Problem Browser "Save as PDF" Pretty PDF Printer
Ads, nav, and clutter Everything included Stripped by content extraction
URL/date headers & footers Added by browser automatically Never added
Responsive layout on paper Columns break, content overflows CSS paged media via WeasyPrint
Style and template choice None — one generic output 5 professional templates
Images, code & tables Lazy images missing, code cut off Resolved images, wrapped code

Frequently asked questions

Chrome's print engine automatically inserts headers and footers on every printed page — the page URL at the top, and the date plus page number at the bottom. This is a default behavior designed for quick reference when printing web pages on paper. To disable it, open the print dialog (Ctrl+P), click "More settings," and uncheck "Headers and footers." However, this only removes Chrome's own metadata. The website's navigation header and footer will still appear in the PDF. Pretty PDF Printer never adds browser-style headers or footers and removes site navigation automatically during content extraction.

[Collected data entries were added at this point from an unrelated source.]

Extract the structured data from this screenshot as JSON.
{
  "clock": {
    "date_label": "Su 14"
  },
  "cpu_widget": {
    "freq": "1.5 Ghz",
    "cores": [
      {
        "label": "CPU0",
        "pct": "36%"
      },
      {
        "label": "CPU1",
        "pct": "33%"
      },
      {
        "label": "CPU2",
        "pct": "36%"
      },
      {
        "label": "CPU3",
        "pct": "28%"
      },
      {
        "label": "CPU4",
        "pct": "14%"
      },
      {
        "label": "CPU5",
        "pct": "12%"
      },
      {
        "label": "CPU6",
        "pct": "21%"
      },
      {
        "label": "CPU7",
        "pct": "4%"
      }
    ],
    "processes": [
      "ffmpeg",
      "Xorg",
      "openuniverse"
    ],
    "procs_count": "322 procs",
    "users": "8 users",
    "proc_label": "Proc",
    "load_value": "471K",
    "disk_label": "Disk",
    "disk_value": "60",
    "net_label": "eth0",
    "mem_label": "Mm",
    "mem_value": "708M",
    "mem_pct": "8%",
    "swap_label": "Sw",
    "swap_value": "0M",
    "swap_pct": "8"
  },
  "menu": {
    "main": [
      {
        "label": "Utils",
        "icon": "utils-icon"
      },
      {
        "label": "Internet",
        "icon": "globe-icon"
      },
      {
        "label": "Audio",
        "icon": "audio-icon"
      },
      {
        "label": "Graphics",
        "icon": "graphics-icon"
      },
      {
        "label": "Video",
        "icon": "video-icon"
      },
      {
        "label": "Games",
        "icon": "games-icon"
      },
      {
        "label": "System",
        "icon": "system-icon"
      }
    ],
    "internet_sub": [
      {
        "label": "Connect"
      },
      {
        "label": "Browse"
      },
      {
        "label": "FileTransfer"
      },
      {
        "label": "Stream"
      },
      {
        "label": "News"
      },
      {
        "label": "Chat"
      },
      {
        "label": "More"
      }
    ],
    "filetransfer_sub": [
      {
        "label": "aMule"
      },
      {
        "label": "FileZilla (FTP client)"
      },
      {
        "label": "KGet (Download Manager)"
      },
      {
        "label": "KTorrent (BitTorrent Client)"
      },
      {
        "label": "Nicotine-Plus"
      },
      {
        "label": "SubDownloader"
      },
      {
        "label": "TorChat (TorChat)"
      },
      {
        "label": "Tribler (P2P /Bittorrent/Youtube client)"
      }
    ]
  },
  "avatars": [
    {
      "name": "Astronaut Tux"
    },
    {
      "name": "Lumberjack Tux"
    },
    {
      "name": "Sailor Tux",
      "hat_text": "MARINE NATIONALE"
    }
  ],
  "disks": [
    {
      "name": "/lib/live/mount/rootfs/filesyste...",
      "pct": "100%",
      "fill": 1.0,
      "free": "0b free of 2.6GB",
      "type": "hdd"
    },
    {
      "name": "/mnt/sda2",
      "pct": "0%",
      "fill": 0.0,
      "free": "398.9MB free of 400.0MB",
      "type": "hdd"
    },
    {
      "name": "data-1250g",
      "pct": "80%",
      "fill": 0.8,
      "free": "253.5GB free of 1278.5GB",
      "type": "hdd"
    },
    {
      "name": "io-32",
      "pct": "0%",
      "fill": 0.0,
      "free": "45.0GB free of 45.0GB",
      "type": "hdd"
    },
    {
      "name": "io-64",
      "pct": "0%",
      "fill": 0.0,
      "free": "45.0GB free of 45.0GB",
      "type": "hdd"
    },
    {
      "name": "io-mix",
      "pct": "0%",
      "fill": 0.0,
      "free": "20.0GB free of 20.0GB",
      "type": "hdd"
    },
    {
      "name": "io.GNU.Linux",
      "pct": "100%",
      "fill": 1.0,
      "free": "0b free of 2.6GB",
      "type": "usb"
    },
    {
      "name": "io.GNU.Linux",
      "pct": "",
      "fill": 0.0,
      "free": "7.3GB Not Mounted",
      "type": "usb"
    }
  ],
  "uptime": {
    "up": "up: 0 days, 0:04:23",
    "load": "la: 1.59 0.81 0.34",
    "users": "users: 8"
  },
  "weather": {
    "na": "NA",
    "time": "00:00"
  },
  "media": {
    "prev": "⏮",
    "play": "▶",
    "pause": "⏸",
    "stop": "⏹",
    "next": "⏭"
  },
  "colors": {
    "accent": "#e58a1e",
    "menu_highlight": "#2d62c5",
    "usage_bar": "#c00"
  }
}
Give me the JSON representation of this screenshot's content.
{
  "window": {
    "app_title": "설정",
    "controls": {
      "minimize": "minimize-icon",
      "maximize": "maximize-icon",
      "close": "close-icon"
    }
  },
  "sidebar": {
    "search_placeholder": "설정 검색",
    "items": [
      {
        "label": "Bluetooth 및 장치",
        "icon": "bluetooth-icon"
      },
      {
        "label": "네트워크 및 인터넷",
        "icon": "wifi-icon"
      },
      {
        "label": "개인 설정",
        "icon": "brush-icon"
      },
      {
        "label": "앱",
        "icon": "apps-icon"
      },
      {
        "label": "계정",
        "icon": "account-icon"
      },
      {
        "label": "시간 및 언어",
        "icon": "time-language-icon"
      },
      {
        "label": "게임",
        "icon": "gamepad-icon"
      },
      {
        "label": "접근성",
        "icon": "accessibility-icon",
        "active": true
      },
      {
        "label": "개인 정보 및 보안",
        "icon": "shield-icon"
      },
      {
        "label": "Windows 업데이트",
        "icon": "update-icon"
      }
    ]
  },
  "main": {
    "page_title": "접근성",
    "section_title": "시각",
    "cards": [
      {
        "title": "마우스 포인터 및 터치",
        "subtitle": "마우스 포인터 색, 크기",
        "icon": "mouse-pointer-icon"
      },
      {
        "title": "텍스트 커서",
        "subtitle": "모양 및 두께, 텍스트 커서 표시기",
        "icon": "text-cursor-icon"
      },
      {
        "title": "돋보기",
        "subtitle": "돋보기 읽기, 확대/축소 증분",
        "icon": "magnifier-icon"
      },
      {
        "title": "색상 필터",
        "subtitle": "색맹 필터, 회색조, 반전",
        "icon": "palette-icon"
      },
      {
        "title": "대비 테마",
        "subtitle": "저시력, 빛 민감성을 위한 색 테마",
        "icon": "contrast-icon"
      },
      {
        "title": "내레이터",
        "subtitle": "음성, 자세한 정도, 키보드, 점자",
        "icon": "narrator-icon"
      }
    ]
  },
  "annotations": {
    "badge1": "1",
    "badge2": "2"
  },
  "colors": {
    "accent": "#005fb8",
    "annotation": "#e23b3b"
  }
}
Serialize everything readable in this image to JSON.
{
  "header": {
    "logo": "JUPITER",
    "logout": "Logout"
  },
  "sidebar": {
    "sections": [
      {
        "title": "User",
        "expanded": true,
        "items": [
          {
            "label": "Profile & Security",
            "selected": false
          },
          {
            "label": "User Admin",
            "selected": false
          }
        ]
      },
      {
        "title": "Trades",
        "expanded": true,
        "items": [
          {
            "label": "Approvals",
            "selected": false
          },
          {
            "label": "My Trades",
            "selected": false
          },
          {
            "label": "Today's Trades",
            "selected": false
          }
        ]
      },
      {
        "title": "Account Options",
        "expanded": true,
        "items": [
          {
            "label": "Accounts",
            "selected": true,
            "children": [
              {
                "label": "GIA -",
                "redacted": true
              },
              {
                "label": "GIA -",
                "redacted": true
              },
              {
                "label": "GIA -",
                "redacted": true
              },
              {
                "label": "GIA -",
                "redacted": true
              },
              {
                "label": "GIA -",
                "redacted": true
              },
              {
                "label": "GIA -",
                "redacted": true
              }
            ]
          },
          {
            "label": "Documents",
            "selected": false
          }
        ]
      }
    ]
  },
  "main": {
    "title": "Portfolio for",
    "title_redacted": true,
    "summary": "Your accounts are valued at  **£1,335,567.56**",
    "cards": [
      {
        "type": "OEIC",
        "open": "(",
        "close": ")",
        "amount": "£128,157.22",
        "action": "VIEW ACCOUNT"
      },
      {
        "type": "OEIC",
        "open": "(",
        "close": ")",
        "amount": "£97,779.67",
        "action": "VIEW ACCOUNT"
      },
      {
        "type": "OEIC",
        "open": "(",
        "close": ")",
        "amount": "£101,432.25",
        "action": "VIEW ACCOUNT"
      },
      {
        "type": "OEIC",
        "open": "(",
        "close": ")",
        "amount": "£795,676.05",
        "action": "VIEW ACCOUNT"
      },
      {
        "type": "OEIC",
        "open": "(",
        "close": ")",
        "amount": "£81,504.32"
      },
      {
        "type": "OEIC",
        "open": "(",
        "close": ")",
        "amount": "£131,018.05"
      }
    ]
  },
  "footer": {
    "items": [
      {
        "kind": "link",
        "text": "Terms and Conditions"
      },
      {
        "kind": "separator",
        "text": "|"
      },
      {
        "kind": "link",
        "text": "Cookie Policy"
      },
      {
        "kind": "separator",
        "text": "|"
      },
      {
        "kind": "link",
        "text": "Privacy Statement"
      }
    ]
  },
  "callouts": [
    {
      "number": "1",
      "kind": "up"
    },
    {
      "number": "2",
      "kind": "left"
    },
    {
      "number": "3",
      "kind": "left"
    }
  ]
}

You can make minor improvements within the print dialog. Uncheck "Headers and footers" to remove URL and date stamps. Enable "Background graphics" to preserve background colors on code blocks and tables. Set margins to "Minimum" for more content area. If your browser supports reader mode (like Firefox), activate it before printing to strip some navigation and ads. These workarounds help at the margins but cannot fix layout problems, remove ads reliably, add professional typography, or provide template choices. For consistently good results, a purpose-built PDF tool handles all of these automatically.
Pretty PDF Printer offers a free tier with 3 PDFs per month, access to all 5 professional templates, and full content extraction. No credit card or account is required to get started. This covers casual use — saving articles, documentation, and reference material as clean, well-formatted PDFs. For heavier use, Pro plans start at $5 per month with 50 PDFs/month, custom branding, and print profiles. See full pricing details.
Professional tools like Pretty PDF Printer use server-side rendering engines instead of the browser's built-in print function. This enables three things browsers cannot do: intelligent content extraction that removes ads, navigation, and clutter before rendering; proper CSS paged media support for correct page breaks, orphan/widow control, and consistent typography with embedded fonts; and template-based styling that lets you choose how the document looks. The result is a designed document rather than a raw screen capture saved as a PDF file.